# Bind9 or 10?

## dE_logics

Or none?

I wondering about learning the DNS server, but unfortunately, as we know, it's ongoing a complete rewrite, and by next year, we should see the finished product.

So what to do in the mean time? Learn BIND9 and wait for all the hard work on learning it to deprecate some day?

Ultimate question I want to ask -- if BIND10 comes out, till how long will BIND9 be supported by ISC?

----------

## Veldrin

 *Quote:*   

> Ultimate question I want to ask -- if BIND10 comes out, till how long will BIND9 be supported by ISC?

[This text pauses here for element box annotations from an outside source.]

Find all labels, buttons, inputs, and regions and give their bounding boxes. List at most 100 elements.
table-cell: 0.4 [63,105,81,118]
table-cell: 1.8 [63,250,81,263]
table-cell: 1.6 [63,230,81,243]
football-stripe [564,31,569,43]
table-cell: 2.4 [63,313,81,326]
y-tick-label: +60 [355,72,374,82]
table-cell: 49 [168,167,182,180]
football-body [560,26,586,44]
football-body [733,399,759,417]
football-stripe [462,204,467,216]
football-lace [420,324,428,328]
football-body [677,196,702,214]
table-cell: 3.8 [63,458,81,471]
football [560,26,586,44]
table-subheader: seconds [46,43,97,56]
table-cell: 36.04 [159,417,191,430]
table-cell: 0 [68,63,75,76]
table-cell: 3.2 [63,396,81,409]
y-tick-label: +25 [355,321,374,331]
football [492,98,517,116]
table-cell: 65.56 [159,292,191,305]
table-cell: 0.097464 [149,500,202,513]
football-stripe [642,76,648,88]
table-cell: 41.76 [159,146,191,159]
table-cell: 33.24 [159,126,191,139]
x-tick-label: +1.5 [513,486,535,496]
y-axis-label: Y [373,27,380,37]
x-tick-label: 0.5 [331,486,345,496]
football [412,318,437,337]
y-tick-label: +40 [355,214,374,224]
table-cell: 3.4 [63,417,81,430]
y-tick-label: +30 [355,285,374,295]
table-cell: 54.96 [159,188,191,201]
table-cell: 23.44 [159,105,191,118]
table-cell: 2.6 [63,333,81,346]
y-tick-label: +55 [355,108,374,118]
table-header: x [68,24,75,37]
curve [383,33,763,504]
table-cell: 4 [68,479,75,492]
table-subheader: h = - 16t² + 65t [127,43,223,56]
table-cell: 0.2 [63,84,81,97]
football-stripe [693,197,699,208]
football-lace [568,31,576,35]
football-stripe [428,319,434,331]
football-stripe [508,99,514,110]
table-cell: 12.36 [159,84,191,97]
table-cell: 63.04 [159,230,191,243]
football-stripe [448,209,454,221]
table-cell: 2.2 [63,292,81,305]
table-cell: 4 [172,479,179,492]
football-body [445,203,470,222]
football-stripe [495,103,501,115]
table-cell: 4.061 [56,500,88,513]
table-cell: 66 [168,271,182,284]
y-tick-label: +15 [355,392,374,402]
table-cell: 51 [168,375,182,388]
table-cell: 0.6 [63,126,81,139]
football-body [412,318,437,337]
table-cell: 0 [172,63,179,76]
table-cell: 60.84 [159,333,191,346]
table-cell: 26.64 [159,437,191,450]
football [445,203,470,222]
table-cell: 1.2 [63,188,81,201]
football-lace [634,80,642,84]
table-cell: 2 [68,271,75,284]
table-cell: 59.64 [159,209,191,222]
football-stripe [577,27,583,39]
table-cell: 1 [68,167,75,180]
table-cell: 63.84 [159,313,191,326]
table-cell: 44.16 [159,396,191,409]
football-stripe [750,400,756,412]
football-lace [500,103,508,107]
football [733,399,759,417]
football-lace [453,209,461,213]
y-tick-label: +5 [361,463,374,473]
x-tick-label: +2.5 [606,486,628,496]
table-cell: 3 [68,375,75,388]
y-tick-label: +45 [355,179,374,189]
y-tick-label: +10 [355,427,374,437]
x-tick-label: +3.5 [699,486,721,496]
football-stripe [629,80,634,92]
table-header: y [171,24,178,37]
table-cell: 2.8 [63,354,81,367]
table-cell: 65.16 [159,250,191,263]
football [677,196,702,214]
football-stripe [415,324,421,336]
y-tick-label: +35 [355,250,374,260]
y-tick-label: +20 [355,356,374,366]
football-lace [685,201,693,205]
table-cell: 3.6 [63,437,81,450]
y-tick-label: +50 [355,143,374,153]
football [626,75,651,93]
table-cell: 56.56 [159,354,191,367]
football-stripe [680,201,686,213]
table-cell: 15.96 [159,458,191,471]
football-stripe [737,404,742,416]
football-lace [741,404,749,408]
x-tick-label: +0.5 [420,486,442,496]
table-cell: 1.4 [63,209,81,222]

 Assuming that BIND10 is a complete rewrite, and as such prone to errors, I would say BIND9 will stay around for some time. How long is hard to say, but I'd say at least as long as BIND10 is not completely stable. 

And for all mayor releases, never trust a .0 release, wait at least for the first patch.

 *Quote:*   

> I wondering about learning the DNS server, but unfortunately, as we know, it's ongoing a complete rewrite, and by next year, we should see the finished product. 

 What do you need it for? If it is only to learn how a DNS Server works, then 'any'  DNS Server is good. If you are looking for a DNS Server for a large environment, then BIND is suited. If you are looking for DNS server for a smaller setup (SOHO, SME) then dnsmasq and djbdns are also available in portage. 

just my .02$

V.

----------

## cach0rr0

++ what Veldrin said

bind10 will not help you learn dns server management any more than bind9 will - so if you have a need for bind, v9 is where id go

if you're open to other suggestions, pdns and pdns-recursor (both from PowerDNS) have been quite pleasant to work with, especially as they can backend to mysql. Dont know how well it scales (though, i do know of a few decent sized companies with decent-sized pdns deployments), but i dont need massive scalability myself

----------

## dE_logics

Thanks for the advice, I already know djbdns, but was wondering about super-advanced capabilities like DNSSEC, dynamic DNS updates etc...

On second though, I think djbdns is good for now, I'll do BIND later.

----------